Testemunha da 'Operação Lex' diz ter criado "relação de amizade" com advogado Santos Martins
Foram ouvidos esta terça-feira em tribunal a ex-mulher de um amigo de Rui Rangel, bem como um amigo de José Santos Martins.
Decorreu esta terça-feira mais uma sessão do julgamento da Operação Lex, no Tribunal Militar de Lisboa. Nesta sessão do processo, que visa o antigos juízes desembargadores Rui Rangel, Fátima Galante e Luís Vaz das Neves e o ex-presidente do Benfica, Luís Filipe Vieira, foram ouvidas como testemunhas figuras próximas dos arguidos, incluindo a ex-mulher de um amigo de Rui Rangel, bem como Orlando Carvalho, economista e amigo de longa data do advogado José Santos Martins, alegado 'testa-de-ferro' de Rangel.
Durante a manhã, Cristina Martins afirmou que havia uma empresa de investimentos que seria da família de Rui Rangel, assim como um financiamento no banco em que o ex-marido trabalhava.
O ex-marido de Cristina Martins, Hugo Miguel Bernardino Borges, era amigo de Rui Rangel e de José Santos Martins, cuja área de trabalho era identificar imóveis em dificuldade financeira e adquiri-los para negócio. Seria a pessoa que faria a aprovação das linhas de crédito.
Foi questionada sobre quem levantava o dinheiro, respondendo que durante o início dos depósitos era a própria, mas mais tarde deixou de ter as contas em seu nome, após ter pedido várias vezes que fosse removido, incluindo a Rui Rangel.
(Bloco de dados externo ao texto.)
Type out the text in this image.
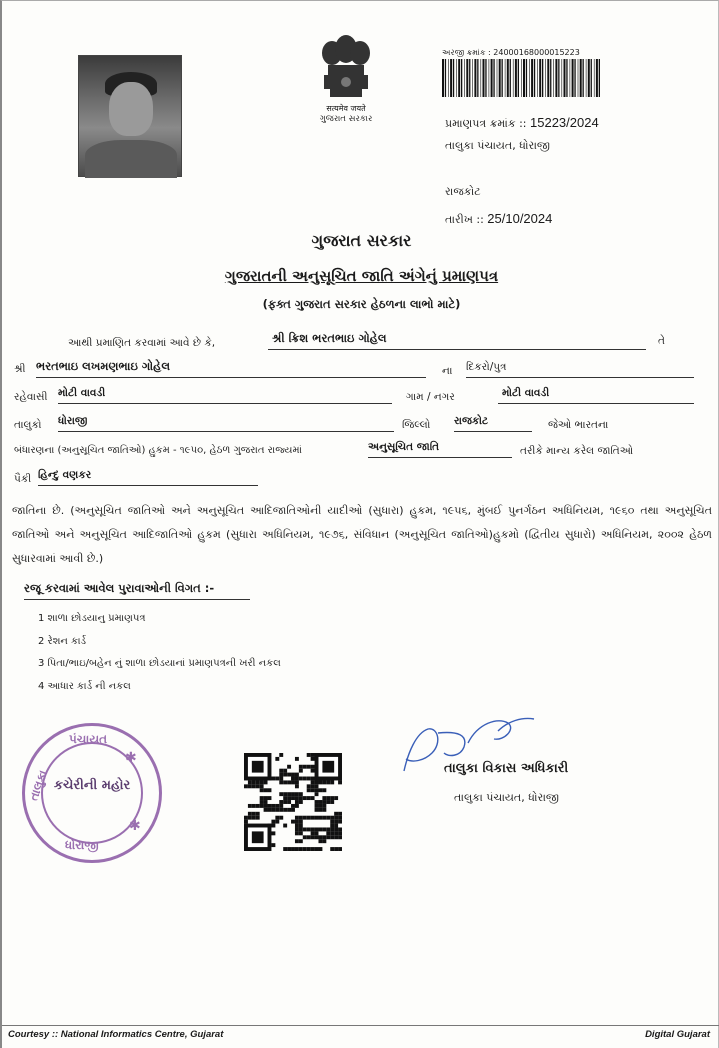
सत्यमेव जयते
ગુજરાત સરકાર
અરજી ક્રમાંક : 24000168000015223
પ્રમાણપત્ર ક્રમાંક :: 15223/2024
તાલુકા પંચાયત, ધોરાજી
રાજકોટ
તારીખ :: 25/10/2024
ગુજરાત સરકાર
ગુજરાતની અનુસૂચિત જાતિ અંગેનું પ્રમાણપત્ર
(ફક્ત ગુજરાત સરકાર હેઠળના લાભો માટે)
આથી પ્રમાણિત કરવામાં આવે છે કે,	શ્રી ક્રિશ ભરતભાઇ ગોહેલ	તે
શ્રી ભરતભાઇ લખમણભાઇ ગોહેલ	ના દિકરો/પુત્ર
રહેવાસી મોટી વાવડી	ગામ / નગર	મોટી વાવડી
તાલુકો ધોરાજી	જિલ્લો રાજકોટ	જેઓ ભારતના
બંધારણના (અનુસૂચિત જાતિઓ) હુકમ - ૧૯૫૦, હેઠળ ગુજરાત રાજ્યમાં	અનુસૂચિત જાતિ	તરીકે માન્ય કરેલ જાતિઓ
પૈકી હિન્દુ વણકર
જાતિના છે. (અનુસૂચિત જાતિઓ અને અનુસૂચિત આદિજાતિઓની યાદીઓ (સુધારા) હુકમ, ૧૯૫૬, મુંબઈ પુનર્ગઠન અધિનિયમ, ૧૯૬૦ તથા અનુસૂચિત જાતિઓ અને અનુસૂચિત આદિજાતિઓ હુકમ (સુધારા અધિનિયમ, ૧૯૭૬, સંવિધાન (અનુસૂચિત જાતિઓ)હુકમો (દ્વિતીય સુધારો) અધિનિયમ, ૨૦૦૨ હેઠળ સુધારવામાં આવી છે.)
રજૂ કરવામાં આવેલ પુરાવાઓની વિગત :-
1 શાળા છોડયાનુ પ્રમાણપત્ર
2 રેશન કાર્ડ
3 પિતા/ભાઇ/બહેન નું શાળા છોડયાનાં પ્રમાણપત્રની ખરી નકલ
4 આધાર કાર્ડ ની નકલ
પંચાયત
તાલુકા
ધોરાજી
કચેરીની મહોર
✱
✱
તાલુકા વિકાસ અધિકારી
તાલુકા પંચાયત, ધોરાજી
Courtesy :: National Informatics Centre, Gujarat	Digital Gujarat
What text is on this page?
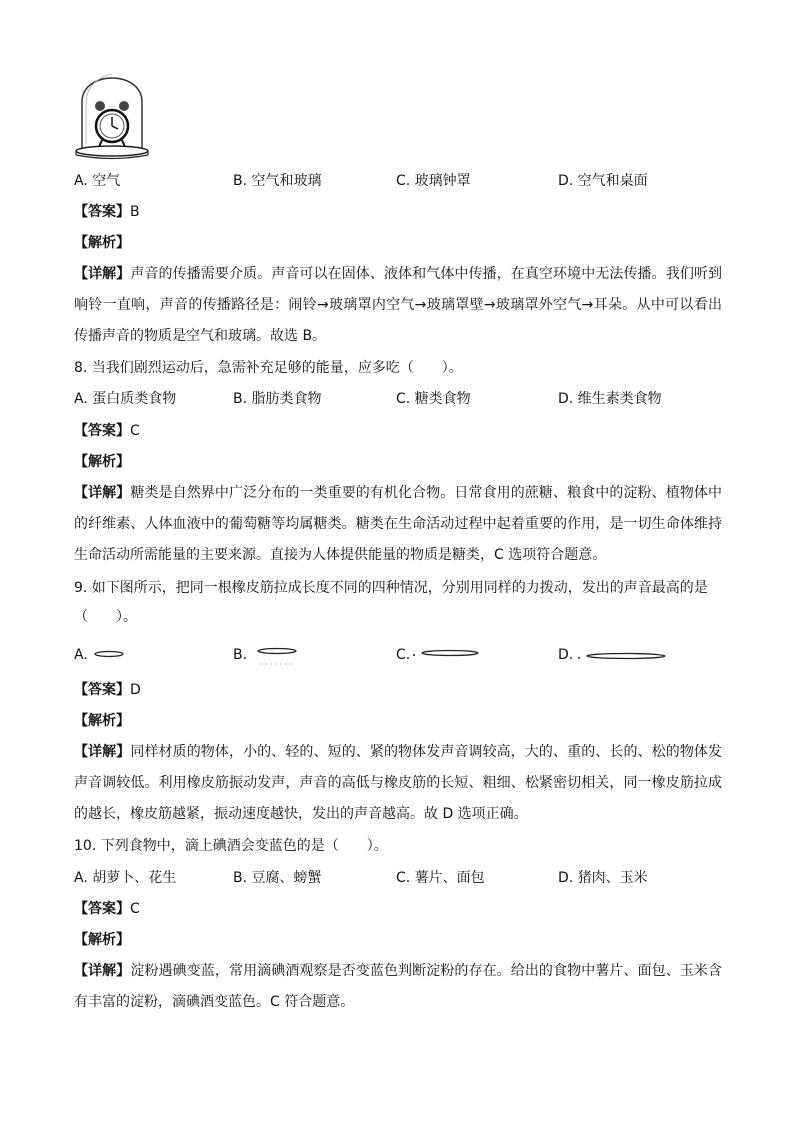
A. 空气	B. 空气和玻璃	C. 玻璃钟罩	D. 空气和桌面
【答案】B
【解析】
【详解】声音的传播需要介质。声音可以在固体、液体和气体中传播，在真空环境中无法传播。我们听到响铃一直响，声音的传播路径是：闹铃→玻璃罩内空气→玻璃罩壁→玻璃罩外空气→耳朵。从中可以看出传播声音的物质是空气和玻璃。故选 B。
8. 当我们剧烈运动后，急需补充足够的能量，应多吃（　　）。
A. 蛋白质类食物	B. 脂肪类食物	C. 糖类食物	D. 维生素类食物
【答案】C
【解析】
【详解】糖类是自然界中广泛分布的一类重要的有机化合物。日常食用的蔗糖、粮食中的淀粉、植物体中的纤维素、人体血液中的葡萄糖等均属糖类。糖类在生命活动过程中起着重要的作用，是一切生命体维持生命活动所需能量的主要来源。直接为人体提供能量的物质是糖类，C 选项符合题意。
9. 如下图所示，把同一根橡皮筋拉成长度不同的四种情况，分别用同样的力拨动，发出的声音最高的是
（　　）。
A.	B.	C.	D.
【答案】D
【解析】
【详解】同样材质的物体，小的、轻的、短的、紧的物体发声音调较高，大的、重的、长的、松的物体发声音调较低。利用橡皮筋振动发声，声音的高低与橡皮筋的长短、粗细、松紧密切相关，同一橡皮筋拉成的越长，橡皮筋越紧，振动速度越快，发出的声音越高。故 D 选项正确。
10. 下列食物中，滴上碘酒会变蓝色的是（　　）。
A. 胡萝卜、花生	B. 豆腐、螃蟹	C. 薯片、面包	D. 猪肉、玉米
【答案】C
【解析】
【详解】淀粉遇碘变蓝，常用滴碘酒观察是否变蓝色判断淀粉的存在。给出的食物中薯片、面包、玉米含有丰富的淀粉，滴碘酒变蓝色。C 符合题意。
O Ministério Público questionou quem pagava as rendas do apartamento. “O Dr. Santos Martins”, responde.
Após o almoço, foi a vez de depor Orlando Carvalho, que indicou conhecer Santos Martins "há quase 40 anos", tendo sido criada uma "relação de amizade". "Quando ele precisava de um técnico oficial de contas ele recomendava-me e quando um cliente precisava de serviços de advocacia eu indicava-o", diz.
Questionado se conhecia Rangel e Fátima Galante, a testemunha responde que conhecia o arguido. Já sobre Fátima Galante, Orlando Carvalho refere que apenas falavam ao telefone e por e-mail.
Segundo a acusação, os ex-desembargadores utilizaram as suas funções na Relação de Lisboa para obterem vantagens indevidas, para si ou para terceiros, que dissimularam.
Rui Rangel está acusado de corrupção passiva para ato ilícito, abuso de poder, recebimento indevido de vantagem, usurpação de funções, fraude fiscal e falsificação de documento e Fátima Galante de corrupção passiva para ato ilícito, abuso de poder, fraude fiscal e branqueamento de capitais. Vaz das Neves responde por corrupção passiva para ato ilícito e abuso de poder, enquanto Luís Filipe Vieira, ex-presidente do Benfica, está acusado de recebimento indevido de vantagem.